Red envelopes/packets are money wrapped in red paper given to kids from their parents, grandparents and others as New Year gifts. They are called hongbao in Mandarin and lai see in Cantonese. Sending red packets is a well-observed custom at Chinese New Year.
Chinese people love the color red, and regard red as the symbol of energy, happiness and good luck. Sending red packets is a channel for sending good wishes and luck. Actually, the significance of red packets is the red paper, not the money inside. Wrapping money in red packets is hoped to bring more happiness and blessing to the receivers. Hence, it is impolite to open a red packet in front of the person who gives you.

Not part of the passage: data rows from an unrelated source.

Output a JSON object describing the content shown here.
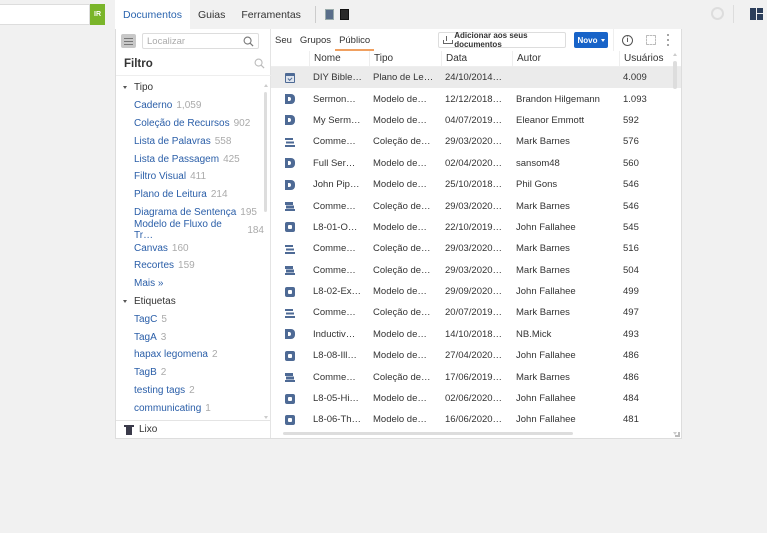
{
  "topbar": {
    "search_value": "",
    "go_label": "IR",
    "tabs": [
      {
        "label": "Documentos",
        "active": true
      },
      {
        "label": "Guias",
        "active": false
      },
      {
        "label": "Ferramentas",
        "active": false
      }
    ],
    "icons": [
      "book-icon",
      "phone-icon",
      "sync-spinner-icon",
      "layout-icon"
    ]
  },
  "sidebar": {
    "search_placeholder": "Localizar",
    "filter_title": "Filtro",
    "groups": [
      {
        "label": "Tipo",
        "items": [
          {
            "label": "Caderno",
            "count": "1,059"
          },
          {
            "label": "Coleção de Recursos",
            "count": "902"
          },
          {
            "label": "Lista de Palavras",
            "count": "558"
          },
          {
            "label": "Lista de Passagem",
            "count": "425"
          },
          {
            "label": "Filtro Visual",
            "count": "411"
          },
          {
            "label": "Plano de Leitura",
            "count": "214"
          },
          {
            "label": "Diagrama de Sentença",
            "count": "195"
          },
          {
            "label": "Modelo de Fluxo de Tr…",
            "count": "184"
          },
          {
            "label": "Canvas",
            "count": "160"
          },
          {
            "label": "Recortes",
            "count": "159"
          },
          {
            "label": "Mais »",
            "count": ""
          }
        ]
      },
      {
        "label": "Etiquetas",
        "items": [
          {
            "label": "TagC",
            "count": "5"
          },
          {
            "label": "TagA",
            "count": "3"
          },
          {
            "label": "hapax legomena",
            "count": "2"
          },
          {
            "label": "TagB",
            "count": "2"
          },
          {
            "label": "testing tags",
            "count": "2"
          },
          {
            "label": "communicating",
            "count": "1"
          }
        ]
      }
    ],
    "trash_label": "Lixo"
  },
  "main": {
    "subtabs": [
      {
        "label": "Seu",
        "active": false
      },
      {
        "label": "Grupos",
        "active": false
      },
      {
        "label": "Público",
        "active": true
      }
    ],
    "add_button_label": "Adicionar aos seus documentos",
    "new_button_label": "Novo",
    "info_icon_glyph": "i",
    "columns": [
      "",
      "Nome",
      "Tipo",
      "Data",
      "Autor",
      "Usuários"
    ],
    "rows": [
      {
        "icon": "cal",
        "name": "DIY Bible…",
        "type": "Plano de Le…",
        "date": "24/10/2014…",
        "author": "",
        "users": "4.009",
        "selected": true
      },
      {
        "icon": "doc",
        "name": "Sermon…",
        "type": "Modelo de…",
        "date": "12/12/2018…",
        "author": "Brandon Hilgemann",
        "users": "1.093"
      },
      {
        "icon": "doc",
        "name": "My Serm…",
        "type": "Modelo de…",
        "date": "04/07/2019…",
        "author": "Eleanor Emmott",
        "users": "592"
      },
      {
        "icon": "coll",
        "name": "Comme…",
        "type": "Coleção de…",
        "date": "29/03/2020…",
        "author": "Mark Barnes",
        "users": "576"
      },
      {
        "icon": "doc",
        "name": "Full Ser…",
        "type": "Modelo de…",
        "date": "02/04/2020…",
        "author": "sansom48",
        "users": "560"
      },
      {
        "icon": "doc",
        "name": "John Pip…",
        "type": "Modelo de…",
        "date": "25/10/2018…",
        "author": "Phil Gons",
        "users": "546"
      },
      {
        "icon": "coll",
        "name": "Comme…",
        "type": "Coleção de…",
        "date": "29/03/2020…",
        "author": "Mark Barnes",
        "users": "546"
      },
      {
        "icon": "hex",
        "name": "L8-01-O…",
        "type": "Modelo de…",
        "date": "22/10/2019…",
        "author": "John Fallahee",
        "users": "545"
      },
      {
        "icon": "coll",
        "name": "Comme…",
        "type": "Coleção de…",
        "date": "29/03/2020…",
        "author": "Mark Barnes",
        "users": "516"
      },
      {
        "icon": "coll",
        "name": "Comme…",
        "type": "Coleção de…",
        "date": "29/03/2020…",
        "author": "Mark Barnes",
        "users": "504"
      },
      {
        "icon": "hex",
        "name": "L8-02-Ex…",
        "type": "Modelo de…",
        "date": "29/09/2020…",
        "author": "John Fallahee",
        "users": "499"
      },
      {
        "icon": "coll",
        "name": "Comme…",
        "type": "Coleção de…",
        "date": "20/07/2019…",
        "author": "Mark Barnes",
        "users": "497"
      },
      {
        "icon": "doc",
        "name": "Inductiv…",
        "type": "Modelo de…",
        "date": "14/10/2018…",
        "author": "NB.Mick",
        "users": "493"
      },
      {
        "icon": "hex",
        "name": "L8-08-Ill…",
        "type": "Modelo de…",
        "date": "27/04/2020…",
        "author": "John Fallahee",
        "users": "486"
      },
      {
        "icon": "coll",
        "name": "Comme…",
        "type": "Coleção de…",
        "date": "17/06/2019…",
        "author": "Mark Barnes",
        "users": "486"
      },
      {
        "icon": "hex",
        "name": "L8-05-Hi…",
        "type": "Modelo de…",
        "date": "02/06/2020…",
        "author": "John Fallahee",
        "users": "484"
      },
      {
        "icon": "hex",
        "name": "L8-06-Th…",
        "type": "Modelo de…",
        "date": "16/06/2020…",
        "author": "John Fallahee",
        "users": "481"
      }
    ]
  },
  "colors": {
    "accent": "#2a64ae",
    "go_button": "#7ab52a",
    "new_button": "#1763c8",
    "active_subtab_underline": "#f0a060",
    "row_icon": "#4e6a95",
    "selected_row": "#ebebeb"
  }
}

In China, the red packet is called yasui qian (压岁钱 /yaa-sway chyen/), which means 'suppressing ghosts money'. Those who receive a red packet are wished another year negotiated safely and peacefully.

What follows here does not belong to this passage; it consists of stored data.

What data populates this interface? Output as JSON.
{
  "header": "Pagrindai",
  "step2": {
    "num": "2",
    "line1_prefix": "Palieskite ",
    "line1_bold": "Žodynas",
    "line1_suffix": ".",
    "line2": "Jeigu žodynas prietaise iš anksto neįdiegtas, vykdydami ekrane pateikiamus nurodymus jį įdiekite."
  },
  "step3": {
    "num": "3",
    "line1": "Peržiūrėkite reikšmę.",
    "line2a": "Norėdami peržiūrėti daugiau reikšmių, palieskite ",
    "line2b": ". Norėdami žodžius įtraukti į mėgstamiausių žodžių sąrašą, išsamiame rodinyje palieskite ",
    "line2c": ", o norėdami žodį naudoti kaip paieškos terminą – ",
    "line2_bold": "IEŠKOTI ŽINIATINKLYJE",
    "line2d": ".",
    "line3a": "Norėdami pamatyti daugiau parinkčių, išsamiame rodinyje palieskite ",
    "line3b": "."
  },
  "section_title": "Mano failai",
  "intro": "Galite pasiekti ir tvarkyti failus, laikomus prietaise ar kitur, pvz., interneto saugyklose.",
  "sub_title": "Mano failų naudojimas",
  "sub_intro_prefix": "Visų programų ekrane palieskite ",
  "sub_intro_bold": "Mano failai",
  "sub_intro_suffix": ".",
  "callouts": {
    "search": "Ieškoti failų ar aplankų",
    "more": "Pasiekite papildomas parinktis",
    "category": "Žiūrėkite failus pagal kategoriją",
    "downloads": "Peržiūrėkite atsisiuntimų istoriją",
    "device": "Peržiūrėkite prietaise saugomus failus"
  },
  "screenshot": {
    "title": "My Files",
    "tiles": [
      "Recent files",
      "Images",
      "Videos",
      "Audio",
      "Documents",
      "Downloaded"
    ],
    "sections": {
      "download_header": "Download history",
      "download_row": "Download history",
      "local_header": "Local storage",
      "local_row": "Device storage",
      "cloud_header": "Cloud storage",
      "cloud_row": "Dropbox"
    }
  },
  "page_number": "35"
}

Those who intend to send red packets prepare them in advance, such as after the New Year's Feast, as when the bell of a New Year is ringing, kids begin to pay New Year visits to greet their elders, and then it is customary for the elders to give the kids their red packets immediately. Hongbao can be put under kids’ pillows by their parents if they fall asleep on the New Year’s Eve.

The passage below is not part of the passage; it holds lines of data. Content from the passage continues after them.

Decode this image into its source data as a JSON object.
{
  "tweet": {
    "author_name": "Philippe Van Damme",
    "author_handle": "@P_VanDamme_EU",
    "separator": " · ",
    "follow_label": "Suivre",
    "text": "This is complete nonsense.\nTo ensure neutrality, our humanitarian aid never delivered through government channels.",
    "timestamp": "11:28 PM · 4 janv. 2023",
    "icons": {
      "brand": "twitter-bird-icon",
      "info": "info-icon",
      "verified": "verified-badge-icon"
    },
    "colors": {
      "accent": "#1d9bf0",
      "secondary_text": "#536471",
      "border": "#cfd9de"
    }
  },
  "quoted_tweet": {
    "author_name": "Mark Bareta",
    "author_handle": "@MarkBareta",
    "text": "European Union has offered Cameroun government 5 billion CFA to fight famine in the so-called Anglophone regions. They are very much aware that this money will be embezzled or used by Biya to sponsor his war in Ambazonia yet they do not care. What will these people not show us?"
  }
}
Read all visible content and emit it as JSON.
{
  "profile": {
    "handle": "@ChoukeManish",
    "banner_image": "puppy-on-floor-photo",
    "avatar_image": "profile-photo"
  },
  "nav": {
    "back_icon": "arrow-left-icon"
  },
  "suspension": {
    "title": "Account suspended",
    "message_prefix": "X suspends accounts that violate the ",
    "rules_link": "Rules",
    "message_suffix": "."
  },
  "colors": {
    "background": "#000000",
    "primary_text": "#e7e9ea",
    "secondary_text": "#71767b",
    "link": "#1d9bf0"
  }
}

Traditionally speaking, if you have started earning money, it is time to start your experience of giving red packets. Giving a red packet is a way to share your blessings. Generally the amount of money wrapped in the red packets depends on your income.
However, there is a custom that if you are not married, you need not to send red packets to others. Your close relatives (like your parents and your grandparents) would keep giving you red packets even though you are married, which is a symbolism of their love and blessings to you.